Notre mémoire, comment la dompter tel un animal de compagnie ?

À partir de la phrase suivante, écrite par l’écrivain argentin Jorge Luis Borges (1899-1986), j’aimerais qu’on réfléchisse ensemble sur le sujet que j’aimerais aborder aujourd’hui : la mémoire.

“De tous les instruments de l’être humain, le plus étonnant est, sans aucun doute, le livre. Les autres sont des extensions de son corps. Le microscope, le télescope sont des extensions de sa vue ; le téléphone, l’extension de sa voix ; nous avons aussi la charrue et l’épée qui sont les extensions de son bras. Mais le livre, c’est autre chose: Le livre est une extension de la mémoire et de l’imagination”.

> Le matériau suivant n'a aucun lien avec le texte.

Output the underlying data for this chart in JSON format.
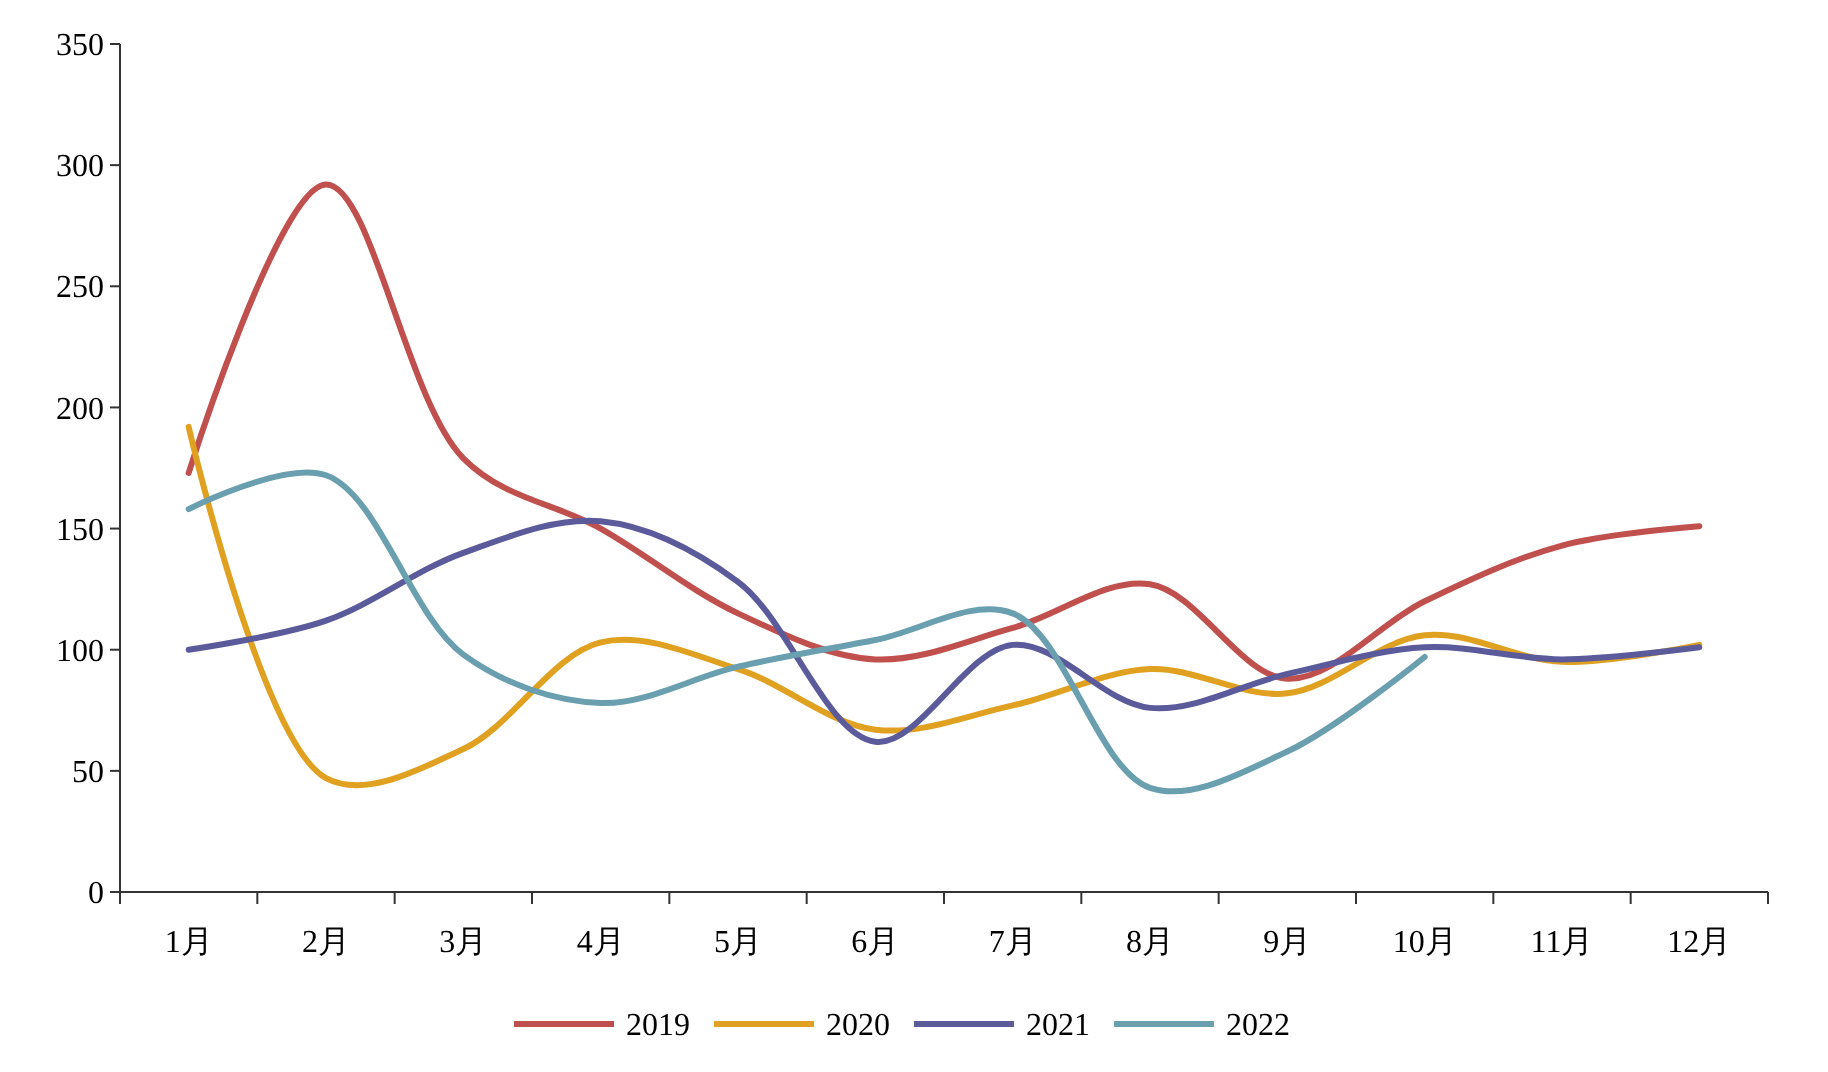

Notre mémoire a besoin de nous pour être solide au même titre que nos muscles

photo-memoireNombreux sont ceux qui font souvent allusion à leur manque de mémoire pour justifier leurs erreurs ou leurs limitations. Ils auraient honte de reconnaître leur manque d’intelligence, ce qui ne serait pas le cas, mais ne veulent pas remédier le manque de maîtrise sur leur mémoire.

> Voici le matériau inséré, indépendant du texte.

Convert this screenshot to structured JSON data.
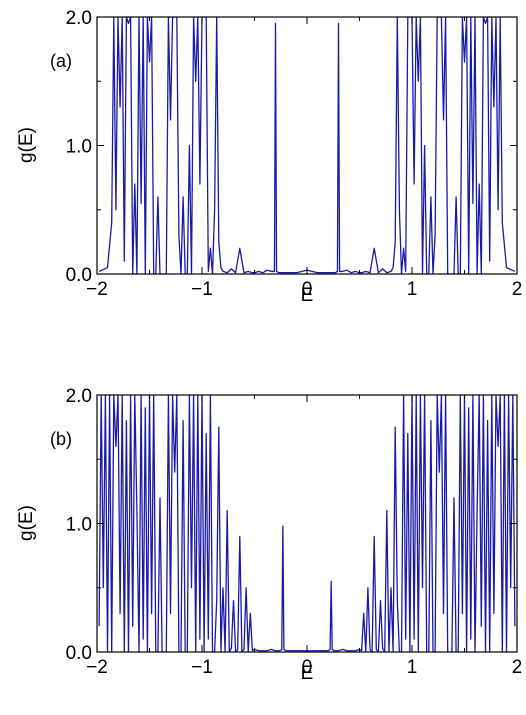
{
  "chart_data": [
    {
      "type": "line",
      "panel_label": "(a)",
      "xlabel": "E",
      "ylabel": "g(E)",
      "xlim": [
        -2,
        2
      ],
      "ylim": [
        0,
        2
      ],
      "xticks": [
        -2,
        -1,
        0,
        1,
        2
      ],
      "xtick_labels": [
        "−2",
        "−1",
        "0",
        "1",
        "2"
      ],
      "yticks": [
        0,
        1,
        2
      ],
      "ytick_labels": [
        "0.0",
        "1.0",
        "2.0"
      ],
      "grid": false,
      "line_color": "#1a1aa6",
      "x": [
        -1.98,
        -1.9,
        -1.86,
        -1.84,
        -1.82,
        -1.8,
        -1.78,
        -1.76,
        -1.74,
        -1.72,
        -1.7,
        -1.68,
        -1.66,
        -1.64,
        -1.62,
        -1.6,
        -1.58,
        -1.56,
        -1.54,
        -1.52,
        -1.5,
        -1.48,
        -1.46,
        -1.44,
        -1.42,
        -1.4,
        -1.38,
        -1.36,
        -1.34,
        -1.32,
        -1.3,
        -1.28,
        -1.26,
        -1.24,
        -1.22,
        -1.2,
        -1.18,
        -1.16,
        -1.14,
        -1.12,
        -1.1,
        -1.08,
        -1.06,
        -1.04,
        -1.02,
        -1.0,
        -0.98,
        -0.96,
        -0.94,
        -0.92,
        -0.9,
        -0.88,
        -0.86,
        -0.84,
        -0.82,
        -0.8,
        -0.76,
        -0.72,
        -0.68,
        -0.64,
        -0.6,
        -0.56,
        -0.52,
        -0.5,
        -0.46,
        -0.42,
        -0.38,
        -0.34,
        -0.31,
        -0.3,
        -0.29,
        -0.27,
        -0.2,
        -0.1,
        0.0,
        0.1,
        0.2,
        0.27,
        0.29,
        0.3,
        0.31,
        0.34,
        0.38,
        0.42,
        0.46,
        0.5,
        0.52,
        0.56,
        0.6,
        0.64,
        0.68,
        0.72,
        0.76,
        0.8,
        0.82,
        0.84,
        0.86,
        0.88,
        0.9,
        0.92,
        0.94,
        0.96,
        0.98,
        1.0,
        1.02,
        1.04,
        1.06,
        1.08,
        1.1,
        1.12,
        1.14,
        1.16,
        1.18,
        1.2,
        1.22,
        1.24,
        1.26,
        1.28,
        1.3,
        1.32,
        1.34,
        1.36,
        1.38,
        1.4,
        1.42,
        1.44,
        1.46,
        1.48,
        1.5,
        1.52,
        1.54,
        1.56,
        1.58,
        1.6,
        1.62,
        1.64,
        1.66,
        1.68,
        1.7,
        1.72,
        1.74,
        1.76,
        1.78,
        1.8,
        1.82,
        1.84,
        1.86,
        1.9,
        1.98
      ],
      "y": [
        0.02,
        0.05,
        0.4,
        2.0,
        0.5,
        2.0,
        1.3,
        2.0,
        0.1,
        2.0,
        1.95,
        2.0,
        0.0,
        0.7,
        0.0,
        2.0,
        0.55,
        2.0,
        0.0,
        2.0,
        1.65,
        2.0,
        0.0,
        0.0,
        0.6,
        0.0,
        0.0,
        0.0,
        0.0,
        2.0,
        1.2,
        2.0,
        2.0,
        2.0,
        0.3,
        0.0,
        0.6,
        0.0,
        0.0,
        1.0,
        0.0,
        2.0,
        1.5,
        2.0,
        0.7,
        2.0,
        2.0,
        2.0,
        0.02,
        0.2,
        0.0,
        0.5,
        2.0,
        0.25,
        0.05,
        0.02,
        0.01,
        0.04,
        0.01,
        0.2,
        0.01,
        0.02,
        0.01,
        0.01,
        0.02,
        0.01,
        0.03,
        0.02,
        0.02,
        1.95,
        0.02,
        0.01,
        0.01,
        0.01,
        0.03,
        0.01,
        0.01,
        0.01,
        0.02,
        1.95,
        0.02,
        0.02,
        0.03,
        0.01,
        0.02,
        0.01,
        0.01,
        0.02,
        0.01,
        0.2,
        0.01,
        0.04,
        0.01,
        0.02,
        0.05,
        0.25,
        2.0,
        0.5,
        0.0,
        0.2,
        0.02,
        2.0,
        2.0,
        2.0,
        0.7,
        2.0,
        1.5,
        2.0,
        0.0,
        1.0,
        0.0,
        0.0,
        0.6,
        0.0,
        0.3,
        2.0,
        2.0,
        2.0,
        1.2,
        2.0,
        0.0,
        0.0,
        0.0,
        0.0,
        0.6,
        0.0,
        0.0,
        2.0,
        1.65,
        2.0,
        0.0,
        2.0,
        0.55,
        2.0,
        0.0,
        0.7,
        0.0,
        2.0,
        1.95,
        2.0,
        0.1,
        2.0,
        1.3,
        2.0,
        0.5,
        2.0,
        0.4,
        0.05,
        0.02
      ]
    },
    {
      "type": "line",
      "panel_label": "(b)",
      "xlabel": "E",
      "ylabel": "g(E)",
      "xlim": [
        -2,
        2
      ],
      "ylim": [
        0,
        2
      ],
      "xticks": [
        -2,
        -1,
        0,
        1,
        2
      ],
      "xtick_labels": [
        "−2",
        "−1",
        "0",
        "1",
        "2"
      ],
      "yticks": [
        0,
        1,
        2
      ],
      "ytick_labels": [
        "0.0",
        "1.0",
        "2.0"
      ],
      "grid": false,
      "line_color": "#1a1aa6",
      "x": [
        -1.98,
        -1.96,
        -1.94,
        -1.92,
        -1.9,
        -1.88,
        -1.86,
        -1.84,
        -1.82,
        -1.8,
        -1.78,
        -1.76,
        -1.74,
        -1.72,
        -1.7,
        -1.68,
        -1.66,
        -1.64,
        -1.62,
        -1.6,
        -1.58,
        -1.56,
        -1.54,
        -1.52,
        -1.5,
        -1.48,
        -1.46,
        -1.44,
        -1.42,
        -1.4,
        -1.38,
        -1.36,
        -1.34,
        -1.32,
        -1.3,
        -1.28,
        -1.26,
        -1.24,
        -1.22,
        -1.2,
        -1.18,
        -1.16,
        -1.14,
        -1.12,
        -1.1,
        -1.08,
        -1.06,
        -1.04,
        -1.02,
        -1.0,
        -0.98,
        -0.96,
        -0.94,
        -0.92,
        -0.9,
        -0.88,
        -0.86,
        -0.84,
        -0.82,
        -0.8,
        -0.78,
        -0.76,
        -0.74,
        -0.72,
        -0.7,
        -0.68,
        -0.66,
        -0.64,
        -0.62,
        -0.6,
        -0.58,
        -0.56,
        -0.54,
        -0.52,
        -0.5,
        -0.46,
        -0.42,
        -0.38,
        -0.34,
        -0.3,
        -0.26,
        -0.24,
        -0.23,
        -0.22,
        -0.2,
        -0.1,
        0.0,
        0.1,
        0.2,
        0.22,
        0.23,
        0.24,
        0.26,
        0.3,
        0.34,
        0.38,
        0.42,
        0.46,
        0.5,
        0.52,
        0.54,
        0.56,
        0.58,
        0.6,
        0.62,
        0.64,
        0.66,
        0.68,
        0.7,
        0.72,
        0.74,
        0.76,
        0.78,
        0.8,
        0.82,
        0.84,
        0.86,
        0.88,
        0.9,
        0.92,
        0.94,
        0.96,
        0.98,
        1.0,
        1.02,
        1.04,
        1.06,
        1.08,
        1.1,
        1.12,
        1.14,
        1.16,
        1.18,
        1.2,
        1.22,
        1.24,
        1.26,
        1.28,
        1.3,
        1.32,
        1.34,
        1.36,
        1.38,
        1.4,
        1.42,
        1.44,
        1.46,
        1.48,
        1.5,
        1.52,
        1.54,
        1.56,
        1.58,
        1.6,
        1.62,
        1.64,
        1.66,
        1.68,
        1.7,
        1.72,
        1.74,
        1.76,
        1.78,
        1.8,
        1.82,
        1.84,
        1.86,
        1.88,
        1.9,
        1.92,
        1.94,
        1.96,
        1.98
      ],
      "y": [
        0.2,
        2.0,
        0.5,
        2.0,
        0.0,
        2.0,
        0.0,
        2.0,
        1.6,
        2.0,
        0.3,
        2.0,
        0.0,
        1.8,
        0.0,
        2.0,
        0.2,
        2.0,
        1.1,
        0.0,
        2.0,
        0.1,
        1.9,
        0.0,
        2.0,
        0.3,
        2.0,
        0.0,
        0.0,
        1.2,
        0.0,
        0.0,
        0.0,
        2.0,
        0.3,
        2.0,
        1.4,
        2.0,
        0.0,
        0.0,
        1.8,
        0.0,
        0.0,
        2.0,
        0.5,
        2.0,
        0.0,
        2.0,
        0.1,
        2.0,
        0.0,
        1.7,
        0.1,
        2.0,
        0.0,
        0.0,
        0.4,
        1.75,
        0.0,
        0.5,
        0.0,
        1.1,
        0.0,
        0.03,
        0.4,
        0.0,
        0.02,
        0.9,
        0.0,
        0.02,
        0.5,
        0.0,
        0.3,
        0.01,
        0.02,
        0.01,
        0.01,
        0.01,
        0.02,
        0.01,
        0.01,
        0.02,
        0.98,
        0.02,
        0.01,
        0.01,
        0.01,
        0.01,
        0.01,
        0.02,
        0.55,
        0.02,
        0.01,
        0.01,
        0.02,
        0.01,
        0.01,
        0.01,
        0.02,
        0.01,
        0.3,
        0.0,
        0.5,
        0.02,
        0.0,
        0.9,
        0.02,
        0.0,
        0.4,
        0.03,
        0.0,
        1.1,
        0.0,
        0.5,
        0.0,
        1.75,
        0.4,
        0.0,
        0.0,
        2.0,
        0.1,
        1.7,
        0.0,
        2.0,
        0.1,
        2.0,
        0.0,
        2.0,
        0.5,
        2.0,
        0.0,
        0.0,
        1.8,
        0.0,
        0.0,
        2.0,
        1.4,
        2.0,
        0.3,
        2.0,
        0.0,
        0.0,
        0.0,
        1.2,
        0.0,
        0.0,
        2.0,
        0.3,
        2.0,
        0.0,
        1.9,
        0.1,
        2.0,
        0.0,
        1.1,
        2.0,
        0.2,
        2.0,
        0.0,
        1.8,
        0.0,
        2.0,
        0.3,
        2.0,
        1.6,
        2.0,
        0.0,
        2.0,
        0.0,
        2.0,
        0.5,
        2.0,
        0.2
      ]
    }
  ]
}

Sans aucun doute, la mémoire est une faculté aussi importante que les autres pour connaître le succès. Souvent, les personnes à succès ne sont pas plus intelligentes que les autres, leur triomphe vient du fait qu’elles développent beaucoup plus leur mémoire consciemment.

Les excuses suivantes sont les plus typiques :

« Je ne me souviens plus comment je dois faire ».

« Je n’ai pas pu terminer parce que je suis incapable de me rappeler comment je l’avais fait la dernière fois ».

Ainsi, au lieu de se justifier par un défaut qui nous limite et de le mettre en évidence, le mieux serait plutôt de mettre en pratique notre mémoire pour la fortifier. De nombreuses personnes l’ont déjà fait et elles ont pu se rendre compte que la mémoire est quelque chose qui peut s’améliorer si on l’exerce avec constance.

Imagination n’est pas seulement la porte d’une chimère

L’imagination est, dans une certaine mesure, bonne conseillère et n’est pas là pour nous empêcher de garder les pieds sur terre et d’avoir la tête sur les épaules.

Ce don de l’imagination nous aide à rêver, à nous évader et à penser à de futurs projets. Seulement, ces projets doivent se transformer en réalité, sinon ils ne servent à rien.

Quand l’imagination nous sert de moteur pour mener à bon terme nos plans, elle est alors positive. Par contre, si elle consiste à nous éloigner de la réalité sans aucune impulsion dynamique pour réaliser nos actions, ou créer de nouvelles choses, voire les transformer, elle ne nous sert pas à grand-chose ou contraire elle devient dangereuse.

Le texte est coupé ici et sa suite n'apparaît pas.